Non saranno stanziati fondi per i danni causati dalla tromba d’aria dello scorso 12 agosto. La notizia ormai è ufficiale da qualche giorno, ma la delusione non si smorza. Soprattutto per un paese, come San Martino in Strada, duramente colpito. La reazione della comunità nei primi frangenti era stata straordinaria e anche lo sforzo degli uffici per ottemperare a tutti gli adempimenti che potessero portare a eventuali risarcimenti era stato notevole. Ma il Governo, attraverso il Dipartimento centrale della Protezione Civile, la scorsa settimana ha bocciato la richiesta dello stato di emergenza per i danni causati dalla tromba d’aria: «Purtroppo ce lo sentivamo - commenta il sindaco Andrea Torza -. Già a settembre avevamo ripreso fitti contatti con gli esponenti della Regione, nostro primo interlocutore, per capire meglio quali spiragli ci fossero e le notizie non erano confortanti.
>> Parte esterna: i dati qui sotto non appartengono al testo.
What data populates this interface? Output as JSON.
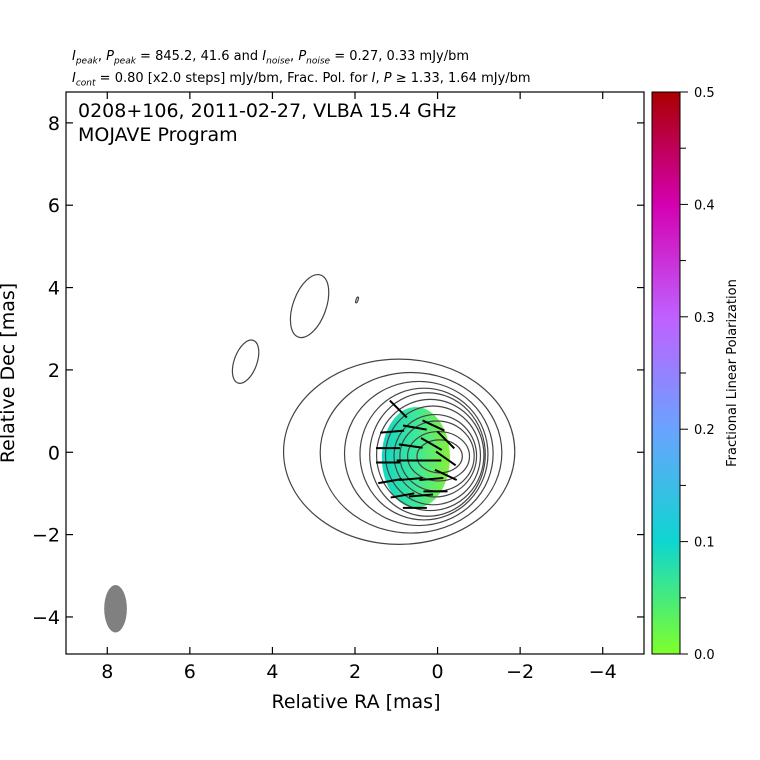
{
  "header": {
    "line1": {
      "peak_values": "845.2, 41.6",
      "noise_values": "0.27, 0.33 mJy/bm"
    },
    "line2": {
      "cont_value": " = 0.80 [x2.0 steps] mJy/bm, Frac. Pol. for ",
      "threshold": "1.33, 1.64 mJy/bm"
    }
  },
  "chart_data": {
    "type": "contour",
    "title": "0208+106, 2011-02-27, VLBA 15.4 GHz",
    "subtitle": "MOJAVE Program",
    "xlabel": "Relative RA [mas]",
    "ylabel": "Relative Dec [mas]",
    "xlim": [
      9.0,
      -5.0
    ],
    "ylim": [
      -4.9,
      8.75
    ],
    "x_ticks": [
      8,
      6,
      4,
      2,
      0,
      -2,
      -4
    ],
    "x_tick_labels": [
      "8",
      "6",
      "4",
      "2",
      "0",
      "−2",
      "−4"
    ],
    "y_ticks": [
      -4,
      -2,
      0,
      2,
      4,
      6,
      8
    ],
    "y_tick_labels": [
      "−4",
      "−2",
      "0",
      "2",
      "4",
      "6",
      "8"
    ],
    "colorbar": {
      "label": "Fractional Linear Polarization",
      "range": [
        0.0,
        0.5
      ],
      "ticks": [
        0.0,
        0.1,
        0.2,
        0.3,
        0.4,
        0.5
      ],
      "tick_labels": [
        "0.0",
        "0.1",
        "0.2",
        "0.3",
        "0.4",
        "0.5"
      ],
      "colors": [
        "#7fff2a",
        "#0ed6d0",
        "#6aa3ff",
        "#c060ff",
        "#d400b0",
        "#aa0000"
      ]
    },
    "core": {
      "ra": -0.05,
      "dec": -0.1,
      "contour_radii_ra": [
        0.55,
        0.75,
        0.9,
        1.0,
        1.15,
        1.3,
        1.4,
        1.55,
        1.8,
        2.2,
        2.8
      ],
      "contour_radii_dec": [
        0.4,
        0.6,
        0.85,
        1.0,
        1.2,
        1.35,
        1.5,
        1.6,
        1.75,
        1.95,
        2.25
      ]
    },
    "outer_components": [
      {
        "ra": 4.65,
        "dec": 2.2,
        "width": 0.55,
        "height": 1.1
      },
      {
        "ra": 3.1,
        "dec": 3.55,
        "width": 0.8,
        "height": 1.6
      },
      {
        "ra": 1.95,
        "dec": 3.7,
        "width": 0.05,
        "height": 0.15
      }
    ],
    "polarization_region": {
      "ra_range": [
        -0.3,
        1.35
      ],
      "dec_range": [
        -1.35,
        1.1
      ],
      "frac_pol_min": 0.0,
      "frac_pol_max": 0.12
    },
    "evpa_vectors": [
      {
        "ra": 1.1,
        "dec": 0.5,
        "angle_deg": 5
      },
      {
        "ra": 0.55,
        "dec": 0.6,
        "angle_deg": -10
      },
      {
        "ra": 0.1,
        "dec": 0.65,
        "angle_deg": -25
      },
      {
        "ra": 1.2,
        "dec": 0.1,
        "angle_deg": 0
      },
      {
        "ra": 0.65,
        "dec": 0.15,
        "angle_deg": -8
      },
      {
        "ra": 0.15,
        "dec": 0.2,
        "angle_deg": -30
      },
      {
        "ra": -0.2,
        "dec": 0.3,
        "angle_deg": -45
      },
      {
        "ra": 1.2,
        "dec": -0.25,
        "angle_deg": 0
      },
      {
        "ra": 0.7,
        "dec": -0.2,
        "angle_deg": 0
      },
      {
        "ra": 0.2,
        "dec": -0.2,
        "angle_deg": 0
      },
      {
        "ra": -0.2,
        "dec": -0.15,
        "angle_deg": -35
      },
      {
        "ra": 1.15,
        "dec": -0.7,
        "angle_deg": 10
      },
      {
        "ra": 0.65,
        "dec": -0.65,
        "angle_deg": 5
      },
      {
        "ra": 0.15,
        "dec": -0.65,
        "angle_deg": 5
      },
      {
        "ra": -0.2,
        "dec": -0.55,
        "angle_deg": -25
      },
      {
        "ra": 0.85,
        "dec": -1.05,
        "angle_deg": 10
      },
      {
        "ra": 0.4,
        "dec": -1.05,
        "angle_deg": 5
      },
      {
        "ra": 0.05,
        "dec": -0.95,
        "angle_deg": 0
      },
      {
        "ra": 0.55,
        "dec": -1.35,
        "angle_deg": 0
      },
      {
        "ra": 0.95,
        "dec": 1.05,
        "angle_deg": -45
      }
    ],
    "beam": {
      "ra": 7.8,
      "dec": -3.8,
      "major": 1.15,
      "minor": 0.55,
      "pa_deg": 0
    }
  }
}
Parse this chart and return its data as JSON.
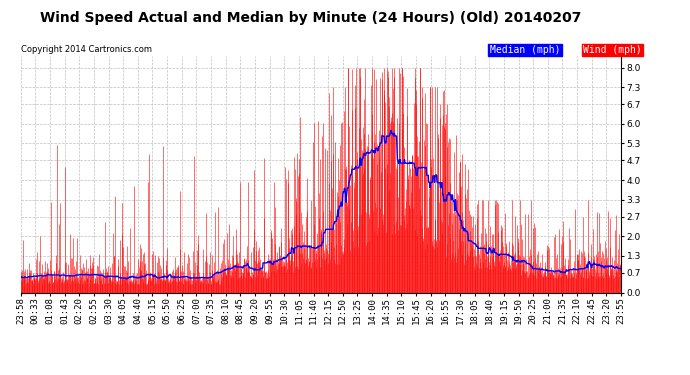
{
  "title": "Wind Speed Actual and Median by Minute (24 Hours) (Old) 20140207",
  "copyright": "Copyright 2014 Cartronics.com",
  "legend_median_label": "Median (mph)",
  "legend_wind_label": "Wind (mph)",
  "legend_median_color": "#0000FF",
  "legend_wind_bg_color": "#FF0000",
  "yticks": [
    0.0,
    0.7,
    1.3,
    2.0,
    2.7,
    3.3,
    4.0,
    4.7,
    5.3,
    6.0,
    6.7,
    7.3,
    8.0
  ],
  "ylim": [
    0.0,
    8.4
  ],
  "bar_color": "#FF0000",
  "median_color": "#0000FF",
  "background_color": "#FFFFFF",
  "grid_color": "#C0C0C0",
  "title_fontsize": 10,
  "tick_fontsize": 6.5,
  "x_tick_labels": [
    "23:58",
    "00:33",
    "01:08",
    "01:43",
    "02:20",
    "02:55",
    "03:30",
    "04:05",
    "04:40",
    "05:15",
    "05:50",
    "06:25",
    "07:00",
    "07:35",
    "08:10",
    "08:45",
    "09:20",
    "09:55",
    "10:30",
    "11:05",
    "11:40",
    "12:15",
    "12:50",
    "13:25",
    "14:00",
    "14:35",
    "15:10",
    "15:45",
    "16:20",
    "16:55",
    "17:30",
    "18:05",
    "18:40",
    "19:15",
    "19:50",
    "20:25",
    "21:00",
    "21:35",
    "22:10",
    "22:45",
    "23:20",
    "23:55"
  ]
}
Meglio non pensare a tutto il lavoro che i piccoli comuni hanno fatto, sia direttamente sul campo dopo la calamità ma anche dietro la scrivania per allestire una macchina burocratica in grado di attivare il Rasda, con le pochissime risorse a disposizione sia a livello economico che organizzativo. Ora la notizia della mancata concessione dello stato di calamità è ufficiale, e così appare ancora più evidente il distacco dalla realtà delle istituzioni a livello di governo». Il nostro è stato uno dei paesi più colpiti dalla tromba d’aria di agosto: «Questa decisione mette in seria difficoltà tanti cittadini e tante imprese artigianali e commerciali che in un periodo di crisi come questo faticano a trovare le risorse necessarie. Qui ci sono state aziende che hanno subito anche oltre 250.000 euro di danni ciascuna, e se facciamo un conto approssimativo non fatichiamo a pensare che solo San Martino di danni ne abbia subiti complessivamente almeno per un milione di euro. La situazione era piuttosto chiara: avremmo auspicato maggiore solidarietà, comprensione e vicinanza delle istituzioni, speriamo che qualcuno ci ripensi».